Funds in focus: Proshares Pet Care ETF

Due to the fact the surge in spending on pet care is relatively recent, there are just two ETFs offering direct exposure to the theme.

The Rize Pet Care UCITS ETF [PETZ.L] is weighted heavily in favour of pet health and food and consumer products. The sectors account for 43% and 30.2% of the portfolio exposure, respectively, as of 31 March. 

PETZ has allocated Dechra and Heska 3.82% and 3.00% of its portfolio, respectively, as of 24 April. The fund is down 16.3% in the past 52 weeks through 27 April, but up 3.3% in the past six months. 

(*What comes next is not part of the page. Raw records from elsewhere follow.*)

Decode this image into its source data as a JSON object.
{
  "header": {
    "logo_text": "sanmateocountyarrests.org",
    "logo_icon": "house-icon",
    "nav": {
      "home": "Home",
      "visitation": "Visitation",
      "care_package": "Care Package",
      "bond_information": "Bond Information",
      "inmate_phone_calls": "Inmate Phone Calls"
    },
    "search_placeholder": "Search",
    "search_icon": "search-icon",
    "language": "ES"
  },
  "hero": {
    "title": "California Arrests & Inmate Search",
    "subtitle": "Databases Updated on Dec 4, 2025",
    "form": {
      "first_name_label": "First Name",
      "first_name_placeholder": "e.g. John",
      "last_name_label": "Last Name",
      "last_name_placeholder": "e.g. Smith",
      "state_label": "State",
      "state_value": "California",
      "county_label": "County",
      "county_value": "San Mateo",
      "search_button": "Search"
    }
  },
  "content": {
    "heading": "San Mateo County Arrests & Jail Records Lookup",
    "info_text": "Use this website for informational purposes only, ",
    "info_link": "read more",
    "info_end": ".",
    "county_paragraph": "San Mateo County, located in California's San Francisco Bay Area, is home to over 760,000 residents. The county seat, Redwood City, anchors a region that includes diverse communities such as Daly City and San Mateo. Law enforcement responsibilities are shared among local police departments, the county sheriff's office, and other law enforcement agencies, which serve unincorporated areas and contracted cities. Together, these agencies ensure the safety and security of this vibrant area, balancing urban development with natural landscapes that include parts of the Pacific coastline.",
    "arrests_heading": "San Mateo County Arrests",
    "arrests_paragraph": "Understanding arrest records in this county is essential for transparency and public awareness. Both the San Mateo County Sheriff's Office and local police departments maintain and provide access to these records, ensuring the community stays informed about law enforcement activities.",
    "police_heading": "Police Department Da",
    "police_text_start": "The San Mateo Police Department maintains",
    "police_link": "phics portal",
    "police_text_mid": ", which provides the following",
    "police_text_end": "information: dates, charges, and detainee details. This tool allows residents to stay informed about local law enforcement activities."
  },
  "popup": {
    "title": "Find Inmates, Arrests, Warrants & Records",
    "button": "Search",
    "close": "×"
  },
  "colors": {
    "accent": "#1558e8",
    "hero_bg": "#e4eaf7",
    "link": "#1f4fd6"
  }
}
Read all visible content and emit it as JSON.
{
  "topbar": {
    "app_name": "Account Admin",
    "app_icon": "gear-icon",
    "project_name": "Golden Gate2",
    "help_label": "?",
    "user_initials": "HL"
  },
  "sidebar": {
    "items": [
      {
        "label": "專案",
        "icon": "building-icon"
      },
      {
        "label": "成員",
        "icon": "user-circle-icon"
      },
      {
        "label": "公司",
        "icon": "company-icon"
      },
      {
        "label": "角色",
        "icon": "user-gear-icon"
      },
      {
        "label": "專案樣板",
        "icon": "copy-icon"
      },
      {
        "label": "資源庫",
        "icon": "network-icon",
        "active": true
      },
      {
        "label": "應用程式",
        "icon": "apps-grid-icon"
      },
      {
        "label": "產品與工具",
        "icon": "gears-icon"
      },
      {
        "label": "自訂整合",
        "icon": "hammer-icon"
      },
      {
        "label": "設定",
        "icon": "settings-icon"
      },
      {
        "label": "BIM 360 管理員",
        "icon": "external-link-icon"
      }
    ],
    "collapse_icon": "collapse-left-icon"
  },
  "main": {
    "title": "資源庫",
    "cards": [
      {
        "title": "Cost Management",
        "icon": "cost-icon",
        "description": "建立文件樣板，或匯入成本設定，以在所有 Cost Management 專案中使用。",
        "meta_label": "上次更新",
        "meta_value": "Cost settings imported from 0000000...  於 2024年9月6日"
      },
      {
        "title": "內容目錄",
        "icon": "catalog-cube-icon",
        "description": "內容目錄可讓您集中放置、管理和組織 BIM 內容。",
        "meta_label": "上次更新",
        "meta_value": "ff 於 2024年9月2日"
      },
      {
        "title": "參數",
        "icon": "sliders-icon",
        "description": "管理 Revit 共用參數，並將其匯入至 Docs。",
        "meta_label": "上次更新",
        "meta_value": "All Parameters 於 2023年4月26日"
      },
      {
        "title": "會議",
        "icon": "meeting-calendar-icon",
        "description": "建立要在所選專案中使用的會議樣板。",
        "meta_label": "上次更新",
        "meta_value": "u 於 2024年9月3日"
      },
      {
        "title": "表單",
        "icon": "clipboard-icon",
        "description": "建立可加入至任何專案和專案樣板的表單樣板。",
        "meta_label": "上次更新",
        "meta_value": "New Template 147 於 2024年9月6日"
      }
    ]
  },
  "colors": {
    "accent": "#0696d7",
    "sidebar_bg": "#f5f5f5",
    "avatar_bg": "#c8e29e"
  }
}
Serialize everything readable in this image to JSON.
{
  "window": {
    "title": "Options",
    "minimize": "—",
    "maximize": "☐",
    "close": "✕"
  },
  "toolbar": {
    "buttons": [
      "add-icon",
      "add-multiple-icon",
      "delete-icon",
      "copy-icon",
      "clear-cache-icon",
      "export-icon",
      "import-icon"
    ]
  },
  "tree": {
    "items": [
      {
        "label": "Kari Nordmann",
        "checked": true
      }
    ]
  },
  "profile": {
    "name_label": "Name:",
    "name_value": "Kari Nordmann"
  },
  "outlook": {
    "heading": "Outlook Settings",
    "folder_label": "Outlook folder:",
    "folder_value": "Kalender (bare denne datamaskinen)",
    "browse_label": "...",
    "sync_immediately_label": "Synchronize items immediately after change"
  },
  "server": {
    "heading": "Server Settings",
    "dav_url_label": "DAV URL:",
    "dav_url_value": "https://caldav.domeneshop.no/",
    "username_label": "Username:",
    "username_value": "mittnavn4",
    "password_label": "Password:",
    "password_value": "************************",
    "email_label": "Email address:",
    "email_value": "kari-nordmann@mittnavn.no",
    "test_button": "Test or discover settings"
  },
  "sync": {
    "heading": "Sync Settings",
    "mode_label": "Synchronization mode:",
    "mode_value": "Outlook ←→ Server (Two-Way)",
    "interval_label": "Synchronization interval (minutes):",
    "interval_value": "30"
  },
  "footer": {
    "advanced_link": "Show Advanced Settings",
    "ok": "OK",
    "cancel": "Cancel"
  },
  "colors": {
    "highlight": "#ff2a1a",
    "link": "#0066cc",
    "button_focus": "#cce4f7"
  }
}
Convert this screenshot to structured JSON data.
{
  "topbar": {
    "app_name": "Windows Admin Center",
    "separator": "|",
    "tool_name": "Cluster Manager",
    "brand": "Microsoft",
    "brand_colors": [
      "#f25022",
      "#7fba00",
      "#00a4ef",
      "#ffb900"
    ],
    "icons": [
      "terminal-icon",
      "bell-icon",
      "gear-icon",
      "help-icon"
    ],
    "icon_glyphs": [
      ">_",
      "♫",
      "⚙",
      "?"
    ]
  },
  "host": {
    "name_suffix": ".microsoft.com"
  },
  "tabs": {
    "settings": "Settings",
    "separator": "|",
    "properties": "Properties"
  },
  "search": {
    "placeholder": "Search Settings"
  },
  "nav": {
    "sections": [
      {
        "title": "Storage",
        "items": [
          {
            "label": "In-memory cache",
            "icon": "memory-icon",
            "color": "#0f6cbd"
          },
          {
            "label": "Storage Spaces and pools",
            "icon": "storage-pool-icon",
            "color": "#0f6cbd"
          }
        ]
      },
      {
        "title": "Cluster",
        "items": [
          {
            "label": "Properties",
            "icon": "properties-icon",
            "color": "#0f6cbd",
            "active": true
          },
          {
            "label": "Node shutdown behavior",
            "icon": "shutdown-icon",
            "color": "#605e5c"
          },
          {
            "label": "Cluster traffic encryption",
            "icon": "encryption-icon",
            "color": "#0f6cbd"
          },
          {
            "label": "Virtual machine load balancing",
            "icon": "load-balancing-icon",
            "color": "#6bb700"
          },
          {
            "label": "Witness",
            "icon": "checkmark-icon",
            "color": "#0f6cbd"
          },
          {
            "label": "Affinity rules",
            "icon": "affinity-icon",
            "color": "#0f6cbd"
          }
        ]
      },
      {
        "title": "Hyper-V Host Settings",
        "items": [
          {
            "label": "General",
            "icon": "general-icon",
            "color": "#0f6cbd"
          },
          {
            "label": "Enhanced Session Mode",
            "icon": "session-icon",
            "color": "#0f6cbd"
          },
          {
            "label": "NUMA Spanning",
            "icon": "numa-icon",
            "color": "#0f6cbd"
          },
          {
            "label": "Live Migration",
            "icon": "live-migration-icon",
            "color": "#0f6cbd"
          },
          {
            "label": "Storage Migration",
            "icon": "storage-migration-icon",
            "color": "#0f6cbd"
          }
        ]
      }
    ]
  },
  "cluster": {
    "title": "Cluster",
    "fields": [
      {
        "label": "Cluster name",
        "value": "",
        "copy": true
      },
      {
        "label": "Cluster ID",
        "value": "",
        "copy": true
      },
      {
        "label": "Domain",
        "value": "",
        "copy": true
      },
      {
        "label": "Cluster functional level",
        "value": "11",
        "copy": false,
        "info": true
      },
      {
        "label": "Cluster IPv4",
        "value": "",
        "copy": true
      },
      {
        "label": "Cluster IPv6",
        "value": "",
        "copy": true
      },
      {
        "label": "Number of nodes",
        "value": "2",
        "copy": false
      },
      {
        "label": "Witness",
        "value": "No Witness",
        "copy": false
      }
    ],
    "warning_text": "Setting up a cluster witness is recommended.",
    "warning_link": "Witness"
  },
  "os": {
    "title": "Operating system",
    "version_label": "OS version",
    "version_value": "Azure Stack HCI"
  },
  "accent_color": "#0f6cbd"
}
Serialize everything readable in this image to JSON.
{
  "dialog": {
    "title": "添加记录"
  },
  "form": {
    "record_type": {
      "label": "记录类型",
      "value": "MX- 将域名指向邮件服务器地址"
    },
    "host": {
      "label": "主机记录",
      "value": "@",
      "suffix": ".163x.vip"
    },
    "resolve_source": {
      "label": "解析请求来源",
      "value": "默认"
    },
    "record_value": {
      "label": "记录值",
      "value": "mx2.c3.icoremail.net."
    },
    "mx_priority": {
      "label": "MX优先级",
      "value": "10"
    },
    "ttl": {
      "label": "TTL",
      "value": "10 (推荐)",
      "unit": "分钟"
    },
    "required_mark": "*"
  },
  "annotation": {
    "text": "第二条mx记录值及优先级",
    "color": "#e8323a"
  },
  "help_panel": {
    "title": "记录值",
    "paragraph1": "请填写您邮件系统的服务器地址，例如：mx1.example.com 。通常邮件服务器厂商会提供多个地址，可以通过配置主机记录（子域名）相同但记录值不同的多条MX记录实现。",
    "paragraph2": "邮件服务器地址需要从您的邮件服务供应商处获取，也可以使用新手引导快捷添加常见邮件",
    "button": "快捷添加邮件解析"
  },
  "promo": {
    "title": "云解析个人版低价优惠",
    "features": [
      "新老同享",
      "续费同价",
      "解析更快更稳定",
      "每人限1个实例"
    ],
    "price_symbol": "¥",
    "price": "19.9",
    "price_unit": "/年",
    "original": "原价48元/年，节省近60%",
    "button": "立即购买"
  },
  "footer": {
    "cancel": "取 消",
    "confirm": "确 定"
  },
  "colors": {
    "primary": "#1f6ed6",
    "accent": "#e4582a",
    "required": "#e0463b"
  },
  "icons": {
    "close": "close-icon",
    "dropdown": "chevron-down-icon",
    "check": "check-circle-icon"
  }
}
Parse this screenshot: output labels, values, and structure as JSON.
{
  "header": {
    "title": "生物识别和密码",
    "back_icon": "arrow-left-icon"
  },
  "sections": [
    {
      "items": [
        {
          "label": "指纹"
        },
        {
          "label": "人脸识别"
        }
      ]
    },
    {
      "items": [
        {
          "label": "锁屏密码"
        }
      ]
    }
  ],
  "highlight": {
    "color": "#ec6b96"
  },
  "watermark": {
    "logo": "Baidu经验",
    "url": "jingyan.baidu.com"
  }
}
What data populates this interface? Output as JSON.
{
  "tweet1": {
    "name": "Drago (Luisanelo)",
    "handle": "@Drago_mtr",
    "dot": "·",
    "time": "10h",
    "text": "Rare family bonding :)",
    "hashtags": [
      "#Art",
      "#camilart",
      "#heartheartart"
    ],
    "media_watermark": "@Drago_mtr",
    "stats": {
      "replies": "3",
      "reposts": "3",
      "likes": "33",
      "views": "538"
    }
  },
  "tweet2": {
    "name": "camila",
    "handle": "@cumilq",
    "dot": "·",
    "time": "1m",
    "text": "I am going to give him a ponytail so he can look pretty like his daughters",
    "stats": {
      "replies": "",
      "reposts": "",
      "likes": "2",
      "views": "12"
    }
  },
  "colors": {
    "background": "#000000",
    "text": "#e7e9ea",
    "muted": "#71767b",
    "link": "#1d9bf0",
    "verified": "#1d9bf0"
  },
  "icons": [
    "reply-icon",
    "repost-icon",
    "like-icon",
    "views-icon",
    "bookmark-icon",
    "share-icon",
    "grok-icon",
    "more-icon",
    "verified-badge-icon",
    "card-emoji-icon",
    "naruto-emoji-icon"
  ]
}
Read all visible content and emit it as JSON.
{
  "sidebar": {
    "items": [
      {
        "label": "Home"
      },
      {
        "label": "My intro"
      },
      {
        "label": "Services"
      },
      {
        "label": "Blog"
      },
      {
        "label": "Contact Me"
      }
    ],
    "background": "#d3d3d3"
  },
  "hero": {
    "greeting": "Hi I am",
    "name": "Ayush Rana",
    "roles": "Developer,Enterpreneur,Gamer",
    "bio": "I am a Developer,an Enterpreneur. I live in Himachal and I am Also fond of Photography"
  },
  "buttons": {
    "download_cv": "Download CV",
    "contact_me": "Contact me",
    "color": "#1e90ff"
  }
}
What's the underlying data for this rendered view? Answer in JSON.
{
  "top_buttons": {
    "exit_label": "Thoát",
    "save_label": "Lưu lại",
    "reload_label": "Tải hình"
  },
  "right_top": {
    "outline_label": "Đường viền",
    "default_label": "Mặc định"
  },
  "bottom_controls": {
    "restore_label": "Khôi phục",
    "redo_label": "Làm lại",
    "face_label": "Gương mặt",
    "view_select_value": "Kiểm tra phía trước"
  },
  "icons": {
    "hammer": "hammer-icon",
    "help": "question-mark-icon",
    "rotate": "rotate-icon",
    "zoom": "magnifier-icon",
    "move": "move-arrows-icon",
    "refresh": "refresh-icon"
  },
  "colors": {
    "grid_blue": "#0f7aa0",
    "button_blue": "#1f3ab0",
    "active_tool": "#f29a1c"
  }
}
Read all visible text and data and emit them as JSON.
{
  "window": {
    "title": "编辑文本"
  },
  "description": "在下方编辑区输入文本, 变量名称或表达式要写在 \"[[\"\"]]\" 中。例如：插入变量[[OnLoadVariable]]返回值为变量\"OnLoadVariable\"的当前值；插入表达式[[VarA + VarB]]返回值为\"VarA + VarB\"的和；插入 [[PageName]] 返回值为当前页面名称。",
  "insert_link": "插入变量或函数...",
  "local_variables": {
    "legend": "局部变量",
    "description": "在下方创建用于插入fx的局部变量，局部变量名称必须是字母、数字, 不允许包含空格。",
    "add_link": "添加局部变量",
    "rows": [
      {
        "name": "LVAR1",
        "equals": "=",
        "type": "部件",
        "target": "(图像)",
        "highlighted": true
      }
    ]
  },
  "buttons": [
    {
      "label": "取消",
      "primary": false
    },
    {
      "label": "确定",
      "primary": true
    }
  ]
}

The ProShares Pet Care ETF [PAWZ] is well-suited to investors looking for more specific exposure. As of 26 April, pharmaceuticals and biotechnology have a 36.84% weighting, while healthcare equipment and services have a 20.70% weighting, and consumer discretionary and food have weightings of 18.80% and 12.92%, respectively. 

Dechra is PAWZ’s top holding, with a weighting of 10.10%, while Heska has been allocated 2.54% of the portfolio as of 26 April. The fund is down 15.3% in the past 52 weeks, but up 7% in the past six months.